Et c’est là que ce mouvement de fond d’une recherche de rentabilité dans de nouveaux secteurs rencontre l’augmentation spectaculaire du nombre de grimpeurs et de grimpeuses dû à l’équipement des falaises. Car qui dit rentabilité pour le capital, dit réalisation de valeur sur un marché. C’est le passage de ce que Marx qualifie de « saut périlleux de la marchandise » qui consiste à mettre sur le marché ce qui a d’abord été produit pour qu’un profit se réalise. Et si ce saut est « périlleux », c’est parce qu’il n’est pas sûr qu’il existe une demande suffisamment importante pour acheter cette marchandise.
Ce ne sont pas les bobos qui ont choisi l’escalade par distinction, mais la recherche de rentabilité du capital qui a vu chez eux, un marché potentiel qu’il n’y avait qu’à essayer de développer
Et c’est justement cette existence d’une demande solvable potentielle permise par l’augmentation du nombre de pratiquants - grâce à leur action propre et leur statut sociologique de population à revenus suffisants - qui a donné un débouché possible pour des capitaux en quête de rentabilité. Dit autrement : l’opportunité de la création de marchés s’adressant à cette population était trop belle. Elle a d’abord profité aux industries d’équipement technique, et un pas de plus a été franchi avec la création de salles privées dans les villes, permettant d’augmenter encore le nombre de pratiquants. Ces salles réduisaient fortement les contraintes liées à la pratique de l’escalade en falaise qui sont de deux ordres. D’une part l’éloignement des sites, qui impose de longs déplacements pour aller y grimper. D’autre part, le temps nécessaire au déplacement et au temps de grimpe. On ne fait pas deux à trois heures de route (au minimum), pour ne passer que quelques heures sur place.

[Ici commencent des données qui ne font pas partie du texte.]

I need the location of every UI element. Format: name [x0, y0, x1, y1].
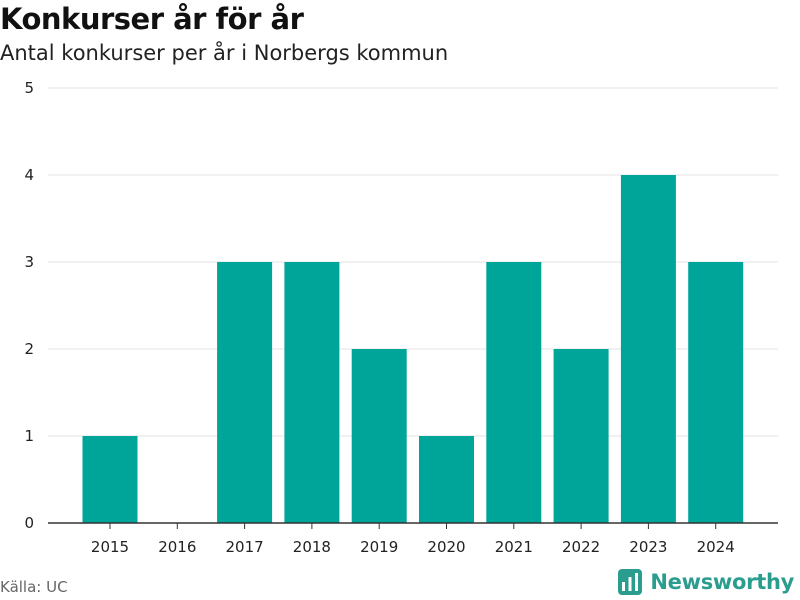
- bar-2024[interactable]: [688, 262, 744, 523]
- y-axis-tick-labels: 0 1 2 3 4 5: [24, 79, 34, 532]
- bar-2017[interactable]: [217, 262, 273, 523]
- x-tick-label: 2017: [226, 538, 264, 556]
- x-tick-label: 2018: [293, 538, 331, 556]
- bar-2020[interactable]: [419, 436, 474, 523]
- y-tick-label: 4: [24, 166, 34, 184]
- x-tick-label: 2020: [427, 538, 465, 556]
- y-tick-label: 5: [24, 79, 34, 97]
- bar-2015[interactable]: [82, 436, 138, 523]
- y-tick-label: 3: [24, 253, 34, 271]
- source-note: Källa: UC: [0, 578, 68, 596]
- bar-2018[interactable]: [284, 262, 340, 523]
- chart-subtitle: Antal konkurser per år i Norbergs kommun: [0, 41, 449, 65]
- x-tick-label: 2015: [91, 538, 129, 556]
- x-tick-label: 2019: [360, 538, 398, 556]
- y-tick-label: 0: [24, 514, 34, 532]
- y-tick-label: 1: [24, 427, 34, 445]
- bar-2022[interactable]: [553, 349, 609, 523]
- x-tick-label: 2016: [158, 538, 196, 556]
- newsworthy-logo-icon: [618, 569, 643, 595]
- chart-title: Konkurser år för år: [0, 2, 304, 36]
- brand-logo: Newsworthy: [618, 569, 794, 595]
- bar-2021[interactable]: [486, 262, 542, 523]
- x-tick-label: 2024: [697, 538, 735, 556]
- bar-2023[interactable]: [620, 175, 676, 523]
- x-tick-label: 2023: [629, 538, 667, 556]
- y-tick-label: 2: [24, 340, 34, 358]
- x-axis-tick-labels: 2015 2016 2017 2018 2019 2020 2021 2022 2023 2024: [91, 523, 735, 556]
- bar-2019[interactable]: [351, 349, 407, 523]
- x-tick-label: 2021: [495, 538, 533, 556]
- x-tick-label: 2022: [562, 538, 600, 556]
- bars: [82, 175, 744, 523]
- brand-name: Newsworthy: [650, 570, 794, 594]
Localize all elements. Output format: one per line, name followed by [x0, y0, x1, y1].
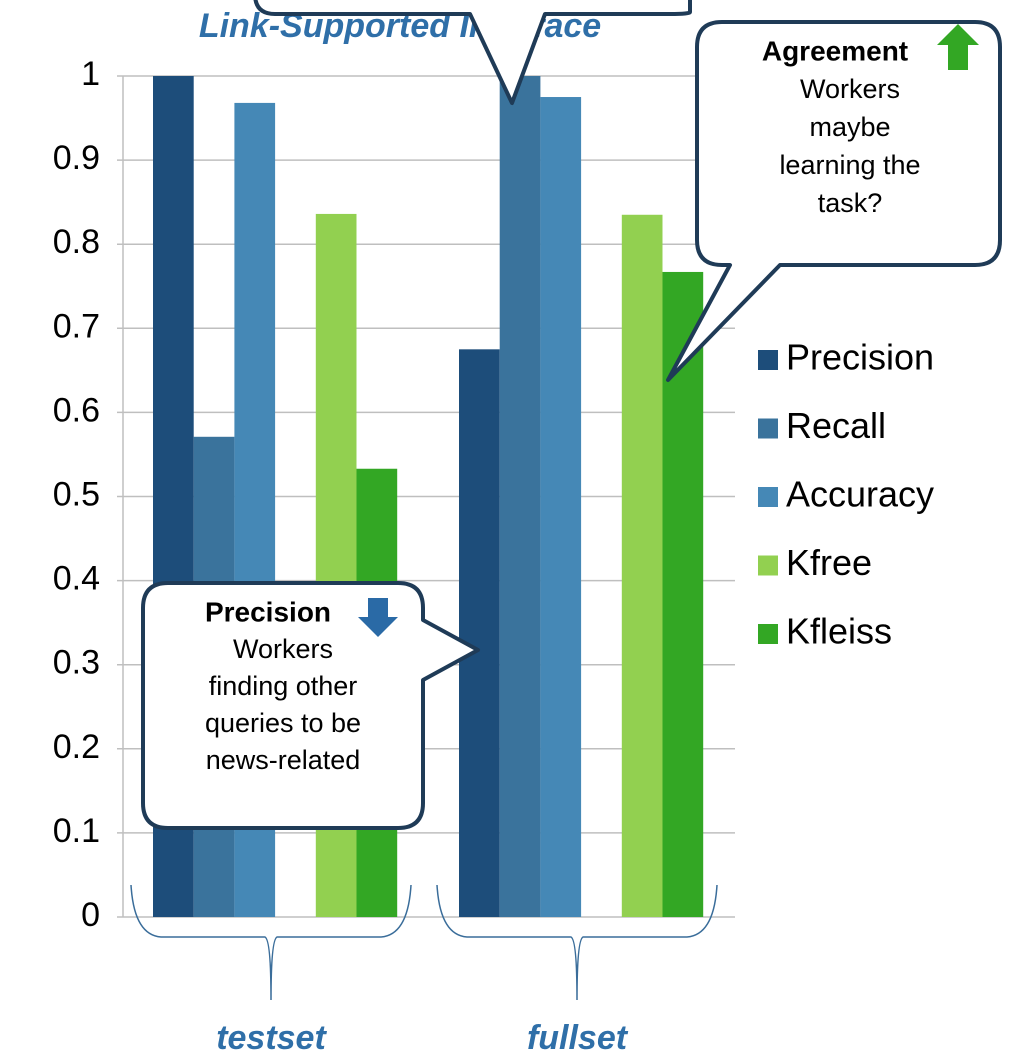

La suite classique de la création de ce secteur marchand des salles privées, c’est d’une part la concentration horizontale, avec la création de franchises possédant un large réseau - Climb Up, le plus grand réseau français compte 33 salles en France et espère en avoir une centaine d’ici 2030. Et d’autre part la promotion de l’escalade en tant que spectacle, qui est une autre dimension de l’économie du loisirs. Pour l’escalade, c’est son apparition aux Jeux olympiques (et paralympiques aux prochains de Los Angeles en 2028) qui la consacre comme activité dépassant le cadre de ses seuls pratiquants. Le constat qu’on peut tirer de cette émergence de l’escalade à la fois comme pratique sportive et comme spectacle, c’est qu’il faut renverser la causalité qui la caractérise comme un sport de bobos parce qu’elle est pratiquée par des catégories sociales qui sont qualifiées (péjorativement) ainsi. Ce ne sont pas les bobos qui l’ont choisi par distinction, mais la recherche de rentabilité du capital qui a vu chez eux, un marché potentiel qu’il n’y avait qu’à essayer de développer.
Le véritable enjeu dans ce mouvement d’extension de la marchandise escalade, c’est qu’on trouve également les germes qui peuvent conduire à son déclin. Pas parce que les bobos trouveront une autre activité distinctive, mais parce que l’extension de la marchandisation du monde conduit à des contradictions qu’il est de plus en plus difficile de dépasser.